In response to:
> The N word continues to have power in the US because black Americans continue to be second class citizens in their own country.
I'd say a) for those of us not in the US we notice that the 'power' of the word infiltrates the rest of the word, and b) that's not the reason.
I suggest the actual reason is that the vast majority of people continue to tacitly agree that it maintain its power.
As noted above, I'm an outsider looking in, and I'm sure there's a lot of history and nuances that I'm oblivious to.
It still seems you really are committed to this point of view, that the word has power only because people continue to agree to a social convention of assigning power to the word. But I think this still continues to miss the point.

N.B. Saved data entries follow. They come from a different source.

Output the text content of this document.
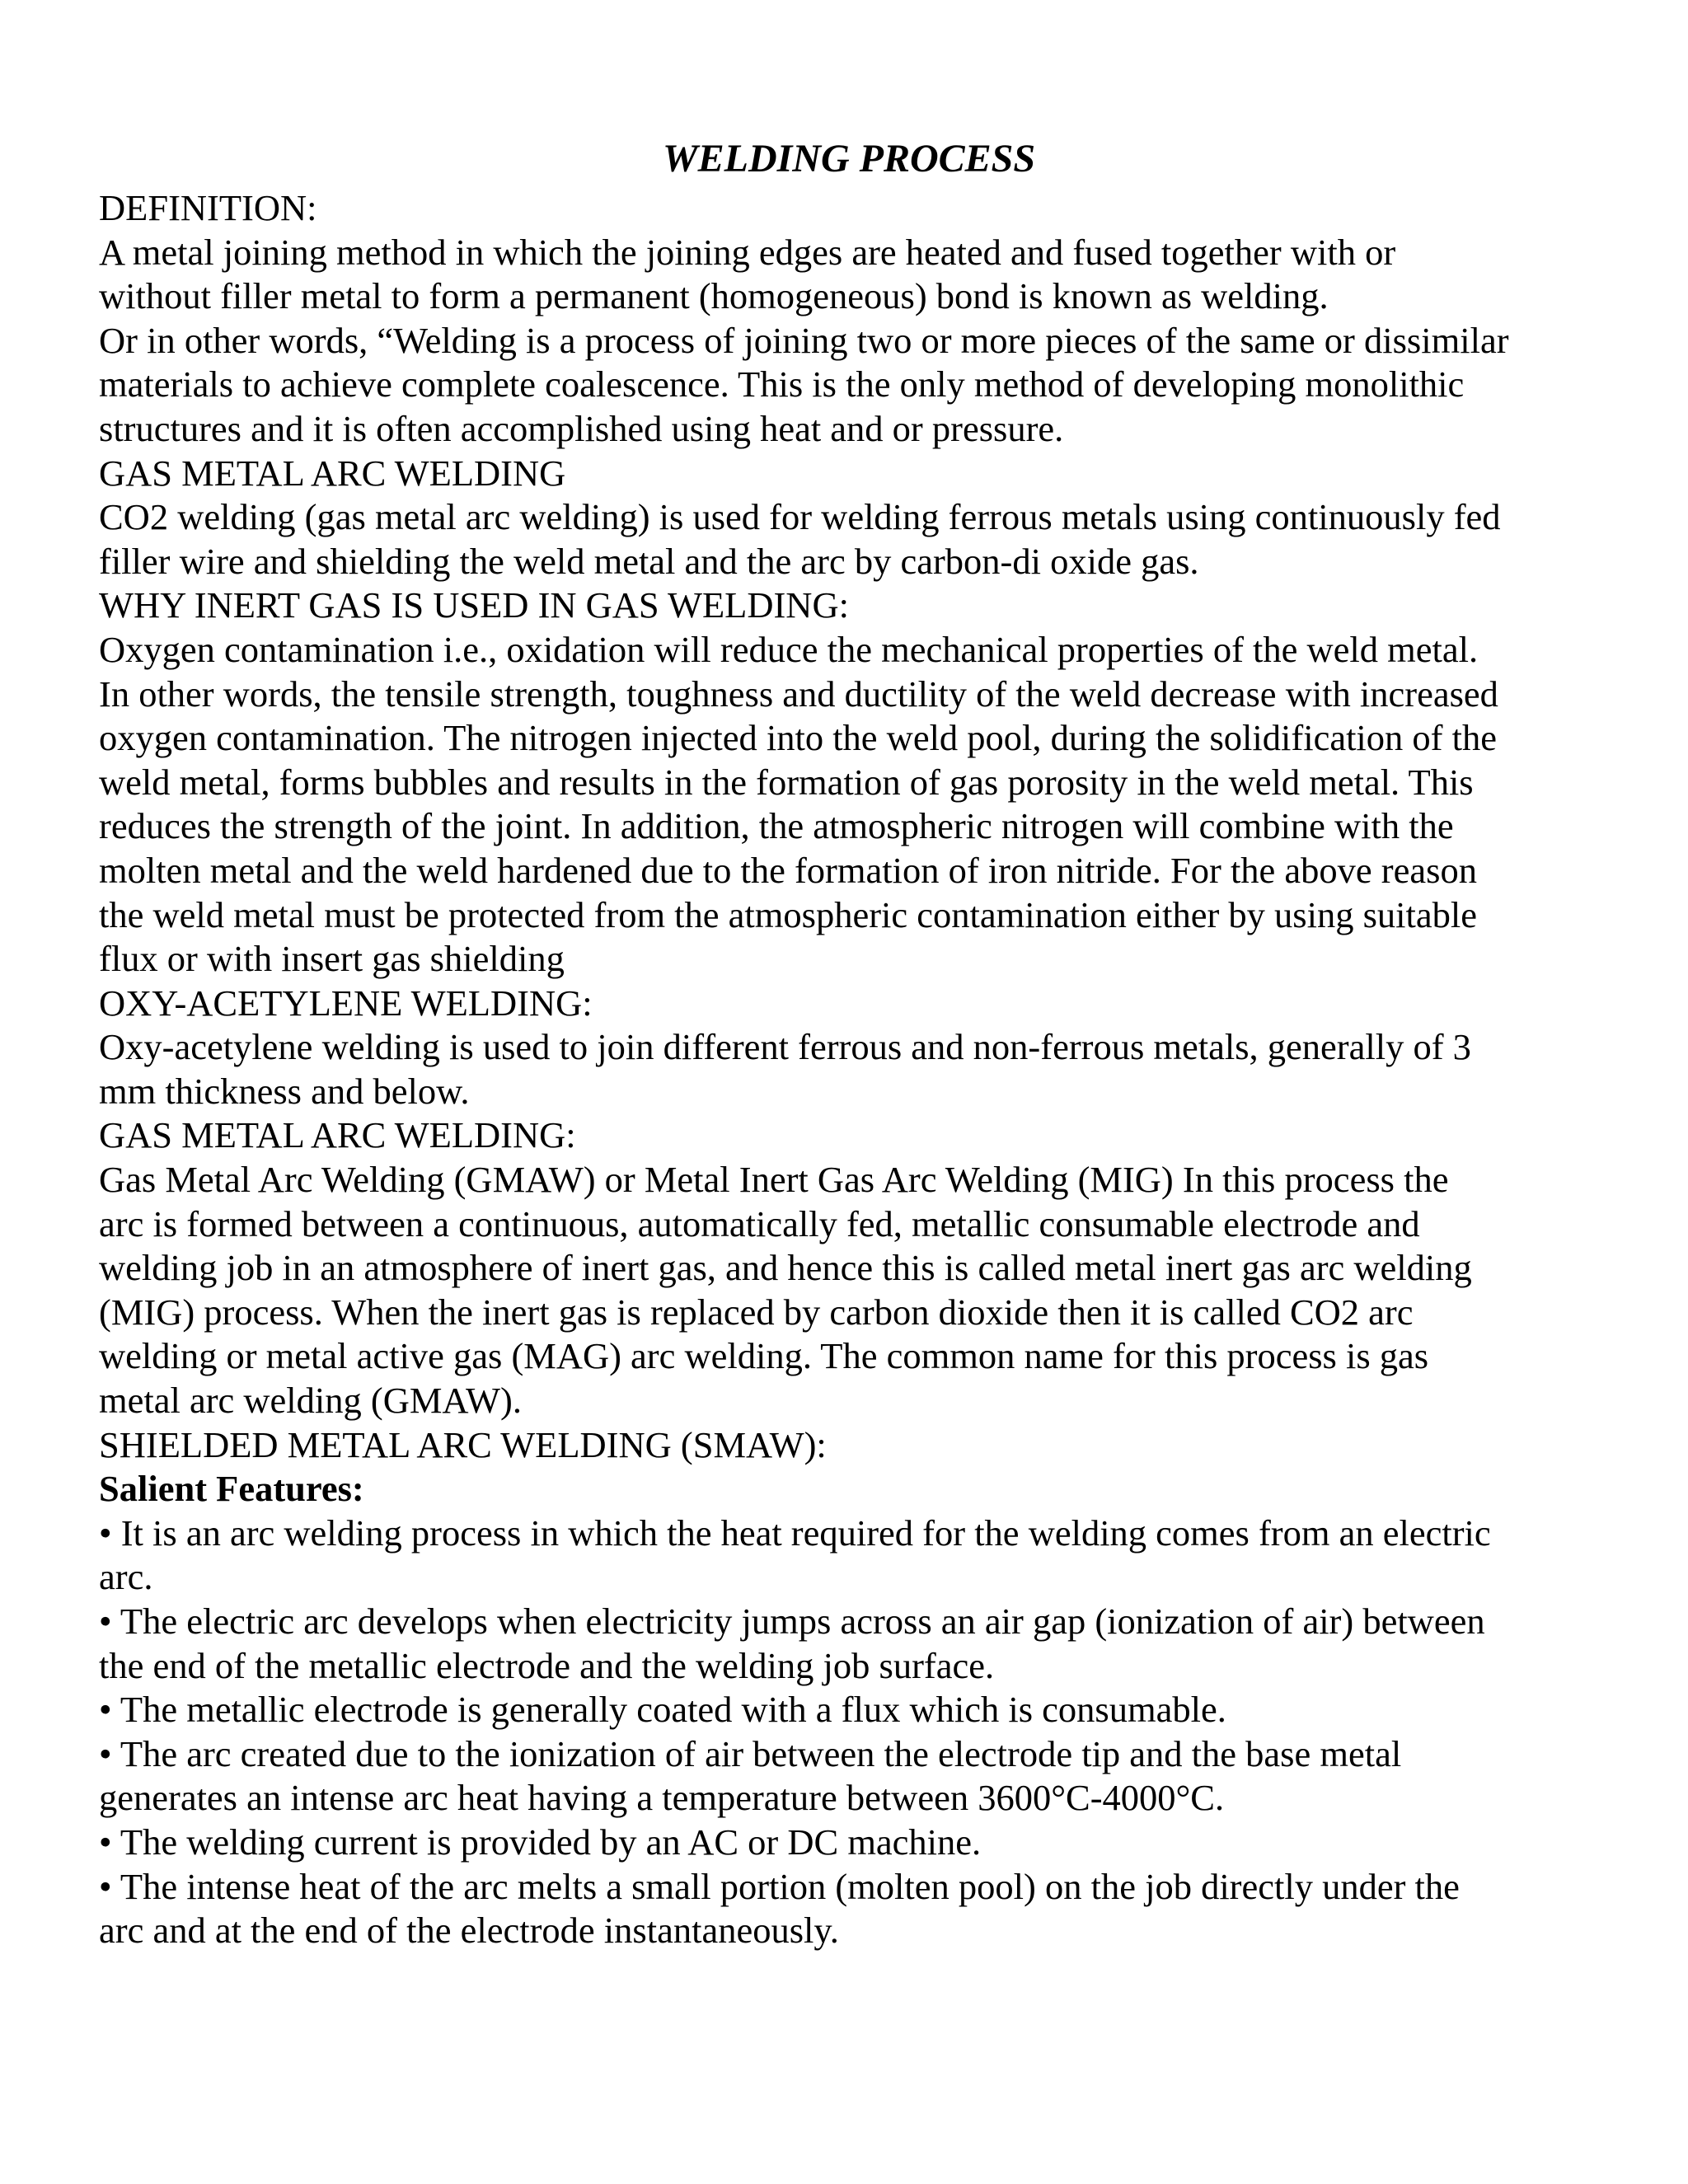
WELDING PROCESS
DEFINITION:
A metal joining method in which the joining edges are heated and fused together with or
without filler metal to form a permanent (homogeneous) bond is known as welding.
Or in other words, “Welding is a process of joining two or more pieces of the same or dissimilar
materials to achieve complete coalescence. This is the only method of developing monolithic
structures and it is often accomplished using heat and or pressure.
GAS METAL ARC WELDING
CO2 welding (gas metal arc welding) is used for welding ferrous metals using continuously fed
filler wire and shielding the weld metal and the arc by carbon-di oxide gas.
WHY INERT GAS IS USED IN GAS WELDING:
Oxygen contamination i.e., oxidation will reduce the mechanical properties of the weld metal.
In other words, the tensile strength, toughness and ductility of the weld decrease with increased
oxygen contamination. The nitrogen injected into the weld pool, during the solidification of the
weld metal, forms bubbles and results in the formation of gas porosity in the weld metal. This
reduces the strength of the joint. In addition, the atmospheric nitrogen will combine with the
molten metal and the weld hardened due to the formation of iron nitride. For the above reason
the weld metal must be protected from the atmospheric contamination either by using suitable
flux or with insert gas shielding
OXY-ACETYLENE WELDING:
Oxy-acetylene welding is used to join different ferrous and non-ferrous metals, generally of 3
mm thickness and below.
GAS METAL ARC WELDING:
Gas Metal Arc Welding (GMAW) or Metal Inert Gas Arc Welding (MIG) In this process the
arc is formed between a continuous, automatically fed, metallic consumable electrode and
welding job in an atmosphere of inert gas, and hence this is called metal inert gas arc welding
(MIG) process. When the inert gas is replaced by carbon dioxide then it is called CO2 arc
welding or metal active gas (MAG) arc welding. The common name for this process is gas
metal arc welding (GMAW).
SHIELDED METAL ARC WELDING (SMAW):
Salient Features:
• It is an arc welding process in which the heat required for the welding comes from an electric
arc.
• The electric arc develops when electricity jumps across an air gap (ionization of air) between
the end of the metallic electrode and the welding job surface.
• The metallic electrode is generally coated with a flux which is consumable.
• The arc created due to the ionization of air between the electrode tip and the base metal
generates an intense arc heat having a temperature between 3600°C-4000°C.
• The welding current is provided by an AC or DC machine.
• The intense heat of the arc melts a small portion (molten pool) on the job directly under the
arc and at the end of the electrode instantaneously.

It’s not at all about whether enough people choose to assign power to the word so as to force everyone at large to deal with it as a social issue. That’s a selfish way to look at it, like your free speech is your lawn and some punk kids drove their n-word social convention onto your lawn, and you’re yelling “get off my lawn” (as in, make this convention about this word go away). Thinking about it this way, the focus seems to be your freedom to say certain syllables without having to acknowledge any broader historical context about them.
But instead consider that the word, apart from any chosen modern social agenda, does represent a huge and unsolved systemic discrimination and repression towards black people. It does so because of its historical meaning, the contexts within which it has been primarily used, and the clear usage as a racial slur spoken predominantly by white America towards black America.
These are just the facts and context of the word, which we can look at and step back a second and say, well shit, a whole lot of those deviant racism problems are still going on today. And so maybe we ought to be sensitive and respectful and careful about its usage.
This isn’t a social convention to give the word power. It’s not just held up by some stereotypes of progressivism just itching for something to be offended by. It’s an encoding that is highly related to racism problems that are still severe and still on-going and so treating that word, among a variety of types of hateful slurs, with sensitivity is a lot more about acknowledging that than it is about enshrining some syllables with a progressive agenda status.
Overall, if this slightly limits your vocabulary or your ability to use it as a type of shock humor or something — well, that doesn’t seem that important by comparison. It’s not just some people agreeing “well word X is OK for crass humor, but word Y is off limits” ... rather it’s off limits because it commands a basic respect for certain on-going racist aspects of our reality.
Maybe one day long after our current systemic racism has stopped, future people will look back at racial slurs of this era as silly words whose context they don’t understand, and are free to joke about. Sort of how we could look at British insults of the Shakespearean era, or insults of the American Revolutionary War (“turncoats”, “lobsterbacks”), and not feel the intense political charge and visceral hatefulness they evoked at the time of their origination. To us they are silly words.
But that’s because the specific contextual meaning is not still going on, day to day, with visceral consequences for people in their daily lives. But for the racism contextualized by the n-word, it absolutely is still going on.
> But instead consider that the word, apart from any chosen modern social agenda, does represent a huge and unsolved systemic discrimination and repression towards black people.
Do you think that, for the nebulous entity that is 'America', resolution of this discrimination and repression problem is eased by offering racist people a very powerful language construct they can use to negative effect?
I would say that any official attempt to delegitimize the claim that use of the n-word is offensive and generally grounds for punishment or reprimand, however, would possibly do huge damage, as it would essentially completely wipe out the meaningfulness of a major symbol of racism in the US. So trying to “take away” the word likely won’t hinder racists at all, yet it will communicate to black people that their suffering won’t be treated with legitimacy.
It could even be basically a form of institutionally gaslighting black people at large. ... “It’s just the n-word. It can’t hurt you unless you let it hurt you.” Basically a nasty form of victim-blaming.